Arthur olhou para o documento. A "má gestão" citada no preâmbulo era o eufemismo para o rombo de trezentos milhões que seus primos haviam cavado em derivativos de alto risco. Ele tinha as provas, mas ali, sob o olhar clínico dos acionistas, ele era apenas o bode expiatório descartável.

— Vocês não estão buscando estabilidade — a voz de Arthur cortou o burburinho, gélida e precisa. — Estão buscando um culpado para o fundo concorrente que já está com a mão no pescoço da holding. Se assinarem isso, estarão apenas legalizando a própria falência.

Ninguém respondeu. A arrogância deles era uma barreira física. Arthur assinou o documento. A ponta da caneta arranhou o papel com uma finalidade que nenhum deles compreendeu. Ao expulsá-lo, haviam removido o único freio que impedia o colapso total da estrutura.

Minutos depois, em um café na Faria Lima, a atmosfera era de uma sala de autópsia corporativa. Beatriz Lemos, a consultora que nunca perdia um centavo em negociações, observava Arthur sem a falsa piedade que ele ouvira no hospital.

— Roberto não deixa pontas soltas, Arthur. Por que você ainda está respirando? — ela perguntou, a voz baixa, quase um sussurro de interesse profissional.

Arthur deslizou um tablet sobre a mesa de mármore. A tela exibia uma estrutura de dados fragmentada: a prova da insolvência técnica da holding.

— Eles acham que eu sou o erro — explicou Arthur. — Mas eu desenhei o algoritmo de controle de ativos da holding. Eles precisam de mim fora para que a auditoria externa do fundo suíço encontre o meu nome no lugar do deles. Só que, ao me expulsarem, eles me deram a liberdade de agir fora das regras de conformidade da empresa.

Beatriz tocou a tela, seus olhos percorrendo as abas com uma fome que ele reconheceu imediatamente. Ela não estava ali por caridade; estava ali por uma oportunidade de mercado.

— Se isso for real, a holding não sobrevive à abertura da bolsa na segunda-feira — ela murmurou, a fachada fria rachando em um sorriso calculista.

— Não sobreviverá — confirmou Arthur. — E você terá os dados privilegiados para se posicionar antes que o mercado entenda o que aconteceu.

De volta ao escritório, o ar condicionado central não conseguia dissipar a urgência. O relógio marcava 18h42. Ele tinha menos de dois minutos antes que o protocolo de segurança revogasse suas credenciais de acesso nível master.

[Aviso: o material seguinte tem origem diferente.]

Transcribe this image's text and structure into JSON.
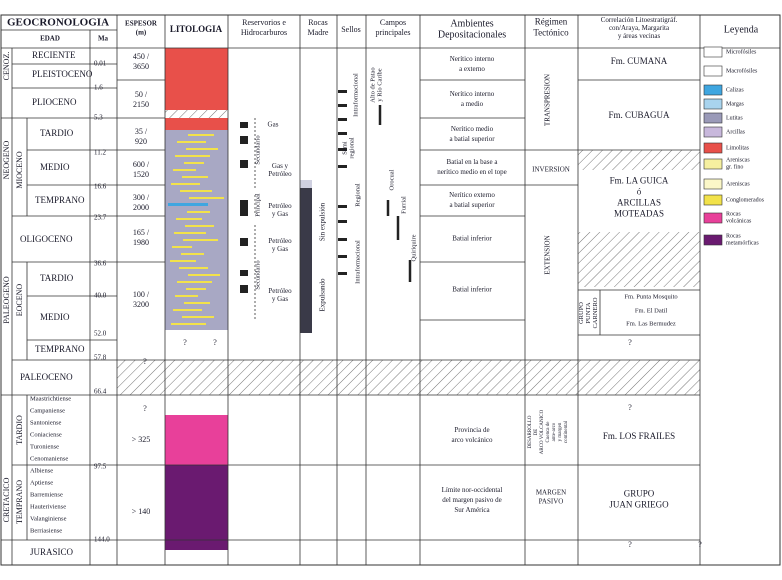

Do lado de fora, o som de risadas e o tilintar de taças indicavam que os acionistas celebravam a expulsão. Eles celebravam a própria ruína. Arthur não tentou salvar a si mesmo; ele plantou o vírus. Era um script de auditoria profunda, uma bomba-relógio contábil programada para disparar na próxima abertura de mercado, expondo todas as transferências ilícitas que Roberto tentara esconder sob a fachada de investimentos imobiliários.

Acesso negado.

A tela piscou em vermelho. O sistema cortou sua conexão, mas o comando já estava no servidor, infectando a base de dados. Arthur fechou o laptop e levantou-se. Ele caminhou até o advogado da família, que o esperava na recepção com um sorriso de superioridade, e entregou uma pasta física contendo o relatório de auditoria que ele mesmo estruturara.

— Diga ao conselho que o jogo mudou — Arthur disse, deixando o homem parado com a pasta em mãos. Ele saiu do prédio sem olhar para trás, sabendo que o pânico que ele causaria na diretoria seria apenas o primeiro movimento de uma guerra que eles já haviam perdido.